By Dr. Howard Ko, Senior Vice President and General Manager, Silicon Engineering Group, Synopsys, Inc.
Nowadays, the mention of 3-D scaling in a semiconductor context conjures up images of the increasingly popular FinFET devices used in advanced logic processes or the stacking of multiple die in a 3D-IC. Yet there are a variety of developments in another type of 3-D scaling that are likely to have a similarly large impact on semiconductors in the near future – 3-D devices for NAND flash.
Whenever we communicate with our mobile phones, catch up on the latest news in our tablet computers, or snap those memorable holiday family photos with our digital cameras, we are relying on an indispensable semiconductor technology: the NAND flash memory. Over the past two decades, NAND flash memory has become one of the linchpins of the semiconductor market with revenues of approximately $21B in 2012 according to iSuppli. As in other semiconductor technologies, NAND flash evolution has been driven by density, performance and cost improvements. And as in planar CMOS logic, NAND flash technology has been progressively scaled to smaller feature sizes, becoming the process leader in driving the smallest line-widths in manufacturing as evidenced by the current 1x-nm (~19-nm) process node. Yet, despite plans to scale down to the 1y-nm (~15-nm) and possibly 1z-nm (~13-nm) nodes, the traditional planar floating gate NAND flash architecture is approaching the scaling limit, prompting the search for new device architectures. Not to be upstaged by the planar to 3-D (FinFET) transition in logic devices, NAND flash has embarked on its own 3-D scaling program, whereby the stacking of bit cells allows continuous cost-per-bit scaling while relaxing the lateral feature size scaling.

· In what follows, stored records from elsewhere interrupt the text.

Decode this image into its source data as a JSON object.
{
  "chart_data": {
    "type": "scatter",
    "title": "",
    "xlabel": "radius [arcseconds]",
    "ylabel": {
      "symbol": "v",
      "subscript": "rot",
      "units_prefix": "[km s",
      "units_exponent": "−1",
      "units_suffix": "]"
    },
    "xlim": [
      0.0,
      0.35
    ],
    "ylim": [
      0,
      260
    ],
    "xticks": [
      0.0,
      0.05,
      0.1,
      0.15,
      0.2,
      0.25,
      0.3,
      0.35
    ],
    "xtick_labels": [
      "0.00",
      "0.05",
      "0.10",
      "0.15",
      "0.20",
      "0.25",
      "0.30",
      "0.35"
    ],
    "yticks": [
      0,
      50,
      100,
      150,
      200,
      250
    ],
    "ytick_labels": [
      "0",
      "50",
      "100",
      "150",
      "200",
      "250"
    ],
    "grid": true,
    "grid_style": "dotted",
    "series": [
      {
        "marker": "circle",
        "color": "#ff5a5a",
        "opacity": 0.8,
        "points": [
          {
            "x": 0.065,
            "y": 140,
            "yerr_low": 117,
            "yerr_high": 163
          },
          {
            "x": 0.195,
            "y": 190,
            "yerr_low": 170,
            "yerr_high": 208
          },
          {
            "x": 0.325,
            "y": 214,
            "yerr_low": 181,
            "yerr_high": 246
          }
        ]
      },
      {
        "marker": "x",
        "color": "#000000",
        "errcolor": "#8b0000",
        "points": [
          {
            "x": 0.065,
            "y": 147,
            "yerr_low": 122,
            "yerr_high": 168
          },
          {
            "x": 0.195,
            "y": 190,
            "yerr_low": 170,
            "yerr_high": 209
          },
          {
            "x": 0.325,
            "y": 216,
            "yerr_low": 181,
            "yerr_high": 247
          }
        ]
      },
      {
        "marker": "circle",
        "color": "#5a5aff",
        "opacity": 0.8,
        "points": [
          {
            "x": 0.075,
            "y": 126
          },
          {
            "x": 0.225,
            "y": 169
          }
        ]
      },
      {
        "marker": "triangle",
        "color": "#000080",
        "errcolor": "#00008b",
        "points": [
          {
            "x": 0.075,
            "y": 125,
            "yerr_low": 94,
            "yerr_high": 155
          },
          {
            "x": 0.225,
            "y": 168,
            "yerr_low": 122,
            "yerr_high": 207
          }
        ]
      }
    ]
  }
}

A number of 3-D NAND flash options have emerged: pipe-shaped bit cost scalable (P-BiCS); terabit cell array transistor (TCAT); vertical-stacked array transistor (VSAT); and vertical gate (VG) NAND. All of these share a common attribute: they are fabricated by depositing polysilicon on oxide to form a thin body for the cell channel, with a sidewall oxide-nitride-oxide stack serving as the charge-trapping storage element. 3-D NAND memories are complex structures with unique challenges such as the granular composition of the polysilicon channel, which introduces variability. To support 3-D NAND development, Sentaurus TCAD is used by industry leaders to analyze the impact of polysilicon grains and their boundaries on the electrical performance of the cell. The use of TCAD has provided important insights into the physics of operation of these memory cells and has been instrumental in optimizing the process and cell design to improve performance and reliability, thereby matching its role in the early exploration and optimization of the better known 3-D logic counterpart, the FinFET.